Competitive Enterprise Institute | 1899 L ST NW Floor 12, Washington, DC 20036 | Phone: 202-331-1010 | Fax: 202-331-0640
In a joint letter of July 17, 2002, the attorneys general (AGs) of Alaska, California, Connecticut, Maine, Maryland, Massachusetts, New Hampshire, New Jersey, New York, Rhode Island, and Vermont urged President Bush to adopt mandatory controls on emissions of carbon dioxide (CO2), the principal greenhouse gas targeted by the Kyoto Protocol, the non-ratified UN global warming treaty. CO2 is the inescapable byproduct of the hydrocarbon fuels that supply 70 percent of U.S. electricity and 84 percent of all U.S. energy. Like the Kyoto Protocol, the AGs demand, in effect, that the United States institute a regime of energy rationing.
That these particular AGs should lambaste Bush’s energy policies and call for CO2 controls is hardly surprising. The AGs are politicians, and nothing is more ordinary than a politician pursuing partisan advantage. Also quite common is the attempt to use tax and regulatory policy to reward home-state interests and penalize out-of-state competitors. Ten of the eleven AGs are Democrats, and none is a Republican. Ten are from states where all or most electricity comes from fuel sources other than coal. On average, the AG’s eleven states generate only 16 percent of their electricity from coal, compared to 59 percent for the rest of the country. CO2 regulation would make coal-generated electricity less (or non-) competitive.

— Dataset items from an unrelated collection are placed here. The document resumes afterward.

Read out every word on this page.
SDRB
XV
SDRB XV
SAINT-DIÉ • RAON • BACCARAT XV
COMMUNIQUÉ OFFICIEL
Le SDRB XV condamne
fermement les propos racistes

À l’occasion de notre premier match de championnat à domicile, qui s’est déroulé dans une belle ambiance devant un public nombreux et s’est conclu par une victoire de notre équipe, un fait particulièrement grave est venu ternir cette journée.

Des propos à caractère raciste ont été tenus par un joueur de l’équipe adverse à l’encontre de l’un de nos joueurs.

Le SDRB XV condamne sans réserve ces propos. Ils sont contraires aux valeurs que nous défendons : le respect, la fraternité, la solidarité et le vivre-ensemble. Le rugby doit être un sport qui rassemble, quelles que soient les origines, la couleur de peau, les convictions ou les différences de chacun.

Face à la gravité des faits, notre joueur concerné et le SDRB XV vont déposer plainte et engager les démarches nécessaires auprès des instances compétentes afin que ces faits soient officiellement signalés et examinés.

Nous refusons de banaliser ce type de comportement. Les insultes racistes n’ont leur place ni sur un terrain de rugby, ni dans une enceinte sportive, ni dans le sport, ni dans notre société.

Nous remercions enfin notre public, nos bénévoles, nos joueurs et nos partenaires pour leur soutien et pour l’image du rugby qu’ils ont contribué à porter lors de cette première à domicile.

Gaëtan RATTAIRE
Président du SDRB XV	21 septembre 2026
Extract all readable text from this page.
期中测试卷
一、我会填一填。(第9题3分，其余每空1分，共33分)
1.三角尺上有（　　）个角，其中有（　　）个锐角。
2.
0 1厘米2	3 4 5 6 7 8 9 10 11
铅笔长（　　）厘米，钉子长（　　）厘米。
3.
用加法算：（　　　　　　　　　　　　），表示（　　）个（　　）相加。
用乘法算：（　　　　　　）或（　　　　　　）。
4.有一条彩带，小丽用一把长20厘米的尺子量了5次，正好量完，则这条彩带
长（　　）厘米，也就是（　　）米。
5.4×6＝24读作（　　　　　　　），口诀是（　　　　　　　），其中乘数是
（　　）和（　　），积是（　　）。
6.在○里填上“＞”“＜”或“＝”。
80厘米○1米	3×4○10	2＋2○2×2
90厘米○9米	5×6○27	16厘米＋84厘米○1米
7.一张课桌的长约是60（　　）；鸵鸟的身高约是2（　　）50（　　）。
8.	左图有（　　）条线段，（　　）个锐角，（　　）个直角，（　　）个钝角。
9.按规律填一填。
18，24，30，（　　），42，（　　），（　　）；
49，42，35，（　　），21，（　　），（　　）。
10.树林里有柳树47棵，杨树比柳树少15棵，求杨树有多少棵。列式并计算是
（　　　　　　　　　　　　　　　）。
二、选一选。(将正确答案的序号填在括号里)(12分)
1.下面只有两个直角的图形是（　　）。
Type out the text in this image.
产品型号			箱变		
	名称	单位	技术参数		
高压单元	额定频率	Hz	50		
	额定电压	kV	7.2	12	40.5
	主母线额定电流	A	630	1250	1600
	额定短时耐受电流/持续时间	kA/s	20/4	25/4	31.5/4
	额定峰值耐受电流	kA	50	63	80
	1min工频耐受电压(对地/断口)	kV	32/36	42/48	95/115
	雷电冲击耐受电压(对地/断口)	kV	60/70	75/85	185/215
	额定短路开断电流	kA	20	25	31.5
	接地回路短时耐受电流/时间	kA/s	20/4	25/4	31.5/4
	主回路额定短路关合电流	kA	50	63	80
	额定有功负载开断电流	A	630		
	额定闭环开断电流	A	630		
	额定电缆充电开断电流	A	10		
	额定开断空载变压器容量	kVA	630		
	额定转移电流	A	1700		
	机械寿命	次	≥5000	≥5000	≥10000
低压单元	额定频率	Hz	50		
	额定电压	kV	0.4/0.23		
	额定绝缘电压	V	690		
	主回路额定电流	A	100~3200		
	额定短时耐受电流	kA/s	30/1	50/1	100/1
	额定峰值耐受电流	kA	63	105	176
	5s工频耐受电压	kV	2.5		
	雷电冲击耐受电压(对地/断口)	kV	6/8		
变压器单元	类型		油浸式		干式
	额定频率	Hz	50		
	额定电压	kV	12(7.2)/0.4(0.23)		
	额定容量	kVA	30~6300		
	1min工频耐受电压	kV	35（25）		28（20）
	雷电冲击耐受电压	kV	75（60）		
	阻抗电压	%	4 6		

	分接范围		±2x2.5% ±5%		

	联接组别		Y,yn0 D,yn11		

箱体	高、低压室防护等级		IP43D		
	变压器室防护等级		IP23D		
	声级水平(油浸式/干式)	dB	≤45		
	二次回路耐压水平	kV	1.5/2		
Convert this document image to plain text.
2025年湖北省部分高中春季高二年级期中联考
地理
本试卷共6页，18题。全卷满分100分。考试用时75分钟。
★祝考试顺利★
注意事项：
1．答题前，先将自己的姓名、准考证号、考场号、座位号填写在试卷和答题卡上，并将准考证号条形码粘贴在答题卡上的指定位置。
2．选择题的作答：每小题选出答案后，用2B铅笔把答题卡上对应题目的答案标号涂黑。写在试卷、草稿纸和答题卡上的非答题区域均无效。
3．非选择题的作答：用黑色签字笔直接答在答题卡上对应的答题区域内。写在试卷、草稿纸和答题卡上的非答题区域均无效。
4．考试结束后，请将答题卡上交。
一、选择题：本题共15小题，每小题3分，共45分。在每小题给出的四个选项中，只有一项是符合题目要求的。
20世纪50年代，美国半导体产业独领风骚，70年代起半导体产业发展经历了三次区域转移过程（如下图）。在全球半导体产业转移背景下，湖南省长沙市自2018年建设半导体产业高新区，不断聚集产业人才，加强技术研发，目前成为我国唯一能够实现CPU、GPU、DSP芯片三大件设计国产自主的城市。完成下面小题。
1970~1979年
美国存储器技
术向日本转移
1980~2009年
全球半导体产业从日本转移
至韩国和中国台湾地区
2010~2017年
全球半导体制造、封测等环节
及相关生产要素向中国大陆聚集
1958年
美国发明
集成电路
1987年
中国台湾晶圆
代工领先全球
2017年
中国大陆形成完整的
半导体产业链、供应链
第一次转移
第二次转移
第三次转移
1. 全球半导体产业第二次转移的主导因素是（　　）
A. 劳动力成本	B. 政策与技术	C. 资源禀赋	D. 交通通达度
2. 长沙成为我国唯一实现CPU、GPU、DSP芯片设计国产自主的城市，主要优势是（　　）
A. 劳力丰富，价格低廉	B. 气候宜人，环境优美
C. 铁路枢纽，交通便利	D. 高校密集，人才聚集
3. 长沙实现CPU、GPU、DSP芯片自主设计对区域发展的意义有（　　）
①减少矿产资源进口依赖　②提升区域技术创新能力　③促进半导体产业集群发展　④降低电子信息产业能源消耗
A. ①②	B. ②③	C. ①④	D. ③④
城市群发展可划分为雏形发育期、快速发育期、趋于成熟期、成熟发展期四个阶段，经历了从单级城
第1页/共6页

The AGs build their case for energy rationing on Chapter 6 of the Bush Administration’s Climate Action Report 2002 (CAR). That chapter presents scary projections of U.S. temperature increases and climate impacts over the next century. The AGs claim the President’s refusal to regulate CO2 is “inconsistent” with the Report’s “dire findings and conclusions.”
There is a massive problem with this line of argument. Chapter 6 of the CAR is a summary of the Clinton-Gore Administration’s “U.S. National Assessment on Climate Change” (USNA). Out of 26 available computer models, the USNA picked the Canadian Climate Centre Model and the British Hadley Centre Model. Both are “worst-case” calculators. The Canadian model is the “hottest” or most “sensitive” to “forcing” by greenhouse gases. The UK model is the “wettest,” projecting the largest increases in rainfall.
When Virginia State Climatologist Patrick Michaels analyzed those models, he found they are no better at replicating U.S. temperature trends over the past century than a table of random numbers. The climate scenarios on which the AGs build their case for energy rationing are computer-aided storytelling – science fiction, not science.
The Bush Administration has stated that the USNA climate scenarios “do not represent government policy” and “are not policy positions or statements of the U.S. Government.” Yet the CAR – an official statement of the U.S. Government – incorporates the USNA scenarios.
Rather than embrace energy rationing, the Bush Administration should withdraw the CAR from the UN Intergovernmental Panel on Climate Change (IPCC), and redact it from the public record. Otherwise, it will continue to lend the color of legitimacy to those, like the eleven AGs, who advocate economy-chilling restrictions on energy use.